第八十六話『夜になった日』
「起きて」「うわっ!!」ブランクはいきなり吹き飛ばされた。ごろごろ転がり、寝ていた場所から床へと落下する。何が起きたのかと状況を確認すると、すでに朝日が昇って久しいらしく、外はいつの間にか明るくなっていた。
「そろそろ起きてくれないと困るわ」
「お、おはよ……」
おはよう、と毅然と応える彼女の姿があまりにもいつも通り過ぎて。服装もいつもの礼服に戻っているので、よもや昨日のことは夢だったのでは、とも思うのだが──。
(あっ……)
ベッドには二人分のシーツがあり、それが夢でなかったと気がついた。
「昨日はお邪魔したわね。……お世話になった?」
違うわね……とブツブツ何度も自分で確認してる姿に、ブランクは思わず笑ってしまった。
「……何がおかしいのよ」
むすうっとふくれっ面でむくれるものだから、ブランクはすかさず「いや、違うんだ」と間髪入れずの否定をする。
「嬉しくてさ」
「……何が?」
愛らしく首を傾げる少女。ブランクの胸には、言い知れぬ満足感があった。昨晩の彼女は明らかに限界だった。擦り切れそうな布のようなボロボロの精神で、いつ泡を吹いて倒れてもおかしくはなかった。
「あなた……ニヤニヤしてて気持ち悪いわね」
「ふふっ、そうだね」
「……あなた、やっぱりとんだ変態だわ」
彼女は闇を乗り越えた。
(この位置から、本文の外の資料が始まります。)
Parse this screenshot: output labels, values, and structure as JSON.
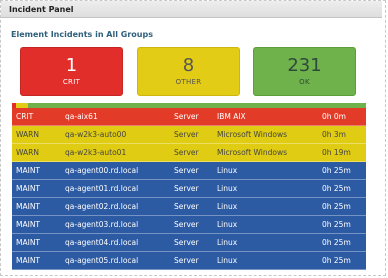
{
  "panel": {
    "title": "Incident Panel"
  },
  "section": {
    "title": "Element Incidents in All Groups"
  },
  "tiles": [
    {
      "count": "1",
      "label": "CRIT"
    },
    {
      "count": "8",
      "label": "OTHER"
    },
    {
      "count": "231",
      "label": "OK"
    }
  ],
  "status_bar": {
    "crit_color": "#e12e2b",
    "other_color": "#e3cc16",
    "ok_color": "#6fb14a",
    "crit_count": 1,
    "other_count": 8,
    "ok_count": 231
  },
  "incidents": [
    {
      "severity": "CRIT",
      "host": "qa-aix61",
      "type": "Server",
      "os": "IBM AIX",
      "duration": "0h 0m"
    },
    {
      "severity": "WARN",
      "host": "qa-w2k3-auto00",
      "type": "Server",
      "os": "Microsoft Windows",
      "duration": "0h 3m"
    },
    {
      "severity": "WARN",
      "host": "qa-w2k3-auto01",
      "type": "Server",
      "os": "Microsoft Windows",
      "duration": "0h 19m"
    },
    {
      "severity": "MAINT",
      "host": "qa-agent00.rd.local",
      "type": "Server",
      "os": "Linux",
      "duration": "0h 25m"
    },
    {
      "severity": "MAINT",
      "host": "qa-agent01.rd.local",
      "type": "Server",
      "os": "Linux",
      "duration": "0h 25m"
    },
    {
      "severity": "MAINT",
      "host": "qa-agent02.rd.local",
      "type": "Server",
      "os": "Linux",
      "duration": "0h 25m"
    },
    {
      "severity": "MAINT",
      "host": "qa-agent03.rd.local",
      "type": "Server",
      "os": "Linux",
      "duration": "0h 25m"
    },
    {
      "severity": "MAINT",
      "host": "qa-agent04.rd.local",
      "type": "Server",
      "os": "Linux",
      "duration": "0h 25m"
    },
    {
      "severity": "MAINT",
      "host": "qa-agent05.rd.local",
      "type": "Server",
      "os": "Linux",
      "duration": "0h 25m"
    }
  ]
}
深い眠りに落ちて、その傷を癒して朝を迎えた。それは、自分が彼女の夜になることができた証であるからだ。
「さっさと理由を言いなさいよ、ご主人様の命令よ?」
「やだよ、それに僕は形だけの召使いなんでしょ?」
ブランクが意地悪く口角を釣り上げると、エレノアはむむむと口を尖らせた。
「あなた、とってもいい性格してるわね。尊敬しちゃう。しないけど」
「どっちなの?」
ブランクがそうやってからかうと、エレノアはいいから、とずいと歩み寄る。
「教えなさいよ、早く」
「んー。あっ」
ブランクは寝る前の出来事を思い出した。
「確か……僕の名前を呼んでたかな」
「なっ……!!」
エレノアの顔が一気に真っ赤になった。それはもう熟れた果実のように。そして次の瞬間、対照的にブランクの顔が真っ青になった。大気が悲鳴をあげて避けた正拳が、顔面めがけてやってきたからだ。ブランクは鼓動を猛ダッシュさせながら、冷や汗かいた。
「な、何すんのさ!」
「忘れなさい、今すぐ。いいえ、忘れさせてあげる!」
エレノアはずんずんとブランクに歩み寄ってくる。ブランクはぞっとした。巨大な魔物も殴り飛ばせる彼女の拳を受けるなど、自分の頭など卵の殻のように容易く割れるだろう。
「ちょ、ちょっと水汲んでくる!!」
「待ちなさいッ!!」
扉を蹴破った少年と少女は、たちまち屋敷の中で追いかけっこを始めた。それを見届けたグエンがぽかんと大口開けて固まる。それから、一言。
「まあ、なんだ。一件落着ってやつか?」
屋敷の中はしばらく賑やかだった。